Nature-based Solutions: ‘Naturally’ Growing the Technosphere

In recent initiatives of coping with the challenge of climate change and designing sustainable economies and societies, ‘nature-based solutions’ NBS have become a buzzword. Broadly speaking, this term refers to all sorts of alternatives to techno-engineering (‘grey’) measures directed at adapting and mitigating the impact of climate change which intentionally activate and strengthen ecosystems or engineer natural systems for human purposes. For example, growing forests helps carbon sequestration, or greening urban environments helps to dampen the temperature increases in cities resulting from global warming. This envisages synergies of human societies and nature, as a ‘win-win’: If you grow natural forests (and not just commercial monocultures), this enhances biodiversity and offers healthy environments for human visitors, beyond the narrower function of carbon sequestration.

However, recent reviews of NBS have revealed two problems.

The first is that as long as NBS are only considered on a project base, there is a risk that because of complex non-linearities of systemic impacts the necessary scale is not achieved, and related to this, that interdependencies between different projects are not activated. For example, dotting the urban landscape with parks may not add up to sufficient scale of tree canopy to achieve the desired dampening effect on average temperatures. Or, parks may just be isolated and truncated biotopes lacking connectivity to larger ecosystems, and may be haphazardly designed, without establishing an integrated urban ecosystem with sufficient scale to support biodiversity and create evolutionary potential for adapting to climate change.

The second problem is insufficient funding, which relates to the complex stakeholder contexts and governance issues, eventually blocking incentives for providing the sufficient means for project implementation. In other words, NBS can be difficult to ‘sell’, since natural systems often defy clear assignments in functions, as defined by human interests, such that they fall ‘between the chairs’, or get stuck in conflicts of interests.

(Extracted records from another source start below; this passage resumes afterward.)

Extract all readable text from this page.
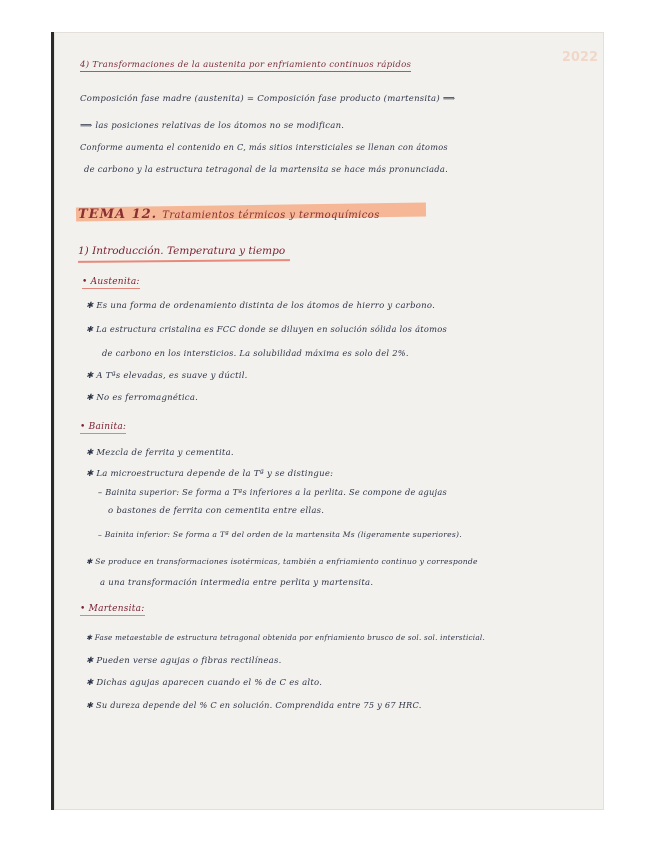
2022
4) Transformaciones de la austenita por enfriamiento continuos rápidos
Composición fase madre (austenita) = Composición fase producto (martensita) ⟹
⟹ las posiciones relativas de los átomos no se modifican.
Conforme aumenta el contenido en C, más sitios intersticiales se llenan con átomos
de carbono y la estructura tetragonal de la martensita se hace más pronunciada.
TEMA 12. Tratamientos térmicos y termoquímicos
1) Introducción. Temperatura y tiempo
• Austenita:
✱ Es una forma de ordenamiento distinta de los átomos de hierro y carbono.
✱ La estructura cristalina es FCC donde se diluyen en solución sólida los átomos
de carbono en los intersticios. La solubilidad máxima es solo del 2%.
✱ A Tªs elevadas, es suave y dúctil.
✱ No es ferromagnética.
• Bainita:
✱ Mezcla de ferrita y cementita.
✱ La microestructura depende de la Tª y se distingue:
– Bainita superior: Se forma a Tªs inferiores a la perlita. Se compone de agujas
o bastones de ferrita con cementita entre ellas.
– Bainita inferior: Se forma a Tª del orden de la martensita Ms (ligeramente superiores).
✱ Se produce en transformaciones isotérmicas, también a enfriamiento continuo y corresponde
a una transformación intermedia entre perlita y martensita.
• Martensita:
✱ Fase metaestable de estructura tetragonal obtenida por enfriamiento brusco de sol. sol. intersticial.
✱ Pueden verse agujas o fibras rectilíneas.
✱ Dichas agujas aparecen cuando el % de C es alto.
✱ Su dureza depende del % C en solución. Comprendida entre 75 y 67 HRC.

I think that the second problem suggests that NBS may be eventually colonized by the technosphere, as mere bio-engineered extensions. A stylized case in point is greening urban infrastructure, inspired by a vision of ‘garden cities’. Yes, this may partly neutralize the impact of global warming on urban populations, with all kinds of desirable effects on health and well-being. But at the same time, this would even further strengthen the attraction of cities, thus leveraging global trends of urban concentration. Urban growth causes many negative externalities, is a driver of regional disparities, and is energy intensive, even if efficient. In other words, the NBS may contribute to system-level rebound effects, further pushing urban hyper-growth that would actually increase pressure on NBS solutions. This can be further broken down to meso-level effects. Evaluation of urban NBS projects has shown that they can be usurped by market forces, thus producing unintended effects on low-income and vulnerable groups. For example, greening an urban problem area may induce gentrification in the long run, because of enhanced attractiveness, pushing real estate prices and rents up and up.

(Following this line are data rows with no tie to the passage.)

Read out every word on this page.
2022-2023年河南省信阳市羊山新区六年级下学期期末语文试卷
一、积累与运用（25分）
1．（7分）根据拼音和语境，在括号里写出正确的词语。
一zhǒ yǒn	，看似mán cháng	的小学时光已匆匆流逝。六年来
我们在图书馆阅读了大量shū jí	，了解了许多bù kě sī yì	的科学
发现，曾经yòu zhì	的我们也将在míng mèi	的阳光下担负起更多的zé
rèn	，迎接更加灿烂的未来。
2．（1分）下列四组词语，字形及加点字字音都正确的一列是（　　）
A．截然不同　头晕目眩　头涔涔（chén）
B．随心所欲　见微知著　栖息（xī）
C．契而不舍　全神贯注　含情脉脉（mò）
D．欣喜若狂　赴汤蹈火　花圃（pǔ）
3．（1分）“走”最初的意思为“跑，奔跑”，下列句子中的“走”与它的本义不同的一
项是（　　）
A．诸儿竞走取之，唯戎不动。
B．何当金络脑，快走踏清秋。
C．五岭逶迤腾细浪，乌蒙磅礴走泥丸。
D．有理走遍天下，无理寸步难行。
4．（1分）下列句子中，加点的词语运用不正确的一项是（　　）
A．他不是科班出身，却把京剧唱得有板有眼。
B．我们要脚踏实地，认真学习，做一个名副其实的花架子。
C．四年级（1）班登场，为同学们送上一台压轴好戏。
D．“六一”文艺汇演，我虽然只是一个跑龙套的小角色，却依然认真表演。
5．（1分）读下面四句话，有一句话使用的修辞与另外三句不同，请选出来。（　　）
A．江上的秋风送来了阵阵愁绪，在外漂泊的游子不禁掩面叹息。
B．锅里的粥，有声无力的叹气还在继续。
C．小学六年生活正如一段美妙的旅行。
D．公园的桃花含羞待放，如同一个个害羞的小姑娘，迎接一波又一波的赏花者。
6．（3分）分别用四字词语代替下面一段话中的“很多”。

That means, the functionality of NBS is deeply shaped by the systemic interdependencies; the intentions of benevolent planners may not count much, at the end of the day. The economics of funding and implementing NBS, together with market responses and the workings of externalities, conditions their colonization by the technosphere and its economic core, the capitalist dynamics. What can be done?

Right from the onset of the NBS movement, researchers emphasized that they remain deeply anthropocentric and geared towards human interests. Hence, I think that a geocentric turn is necessary in conceptualizing NBS: ‘Nature’ would become the beacon for project design (which I use as a purely rhetorical move here). For example, when designing urban parks, we could envisage to embed the urban landscape into a comprehensive and integral design of an ecosystem, rooted in pre-existing structures and biota. No NBS without a ‘nature-centred master plan’! That does not preclude human interests: we would not define these in economic terms, but in terms of a broad understanding of ‘health’, as a flourishing of human nature. That would transform the idea of ‘nature’ as an ‘object’ to be exploited for human purposes into a wellspring of co-creative relations, with humans as a part of nature.

The other important countervailing force is to balance the economic aspects by concerns for environmental justice. That means, in designing, evaluating and selecting NBS we must always consider and involve the groups in society who are directly or indirectly affected by the NBS, and who might not have the means to cope with unintended effects of the NBS. Just take the case of gentrification again, as a consequence of greening an urban district: Groups are vulnerable if they would eventually be forced out of their home area, to other settlements not yet enjoying the blessings of NBS. Whereas the previous argument relates to design principles of NBS, this argument aims at containing the capitalist dynamics.

The great challenge to NBS is that the ‘business case’ or ‘policy case’ for NBS, as ingenious they might be, triggers a re-interpretation and appropriation by actors who ultimately pursue economic interests as defined by the hegemonial economic system. This is a catch-22, because without mobilizing these actors, the NBS might not materialize at all.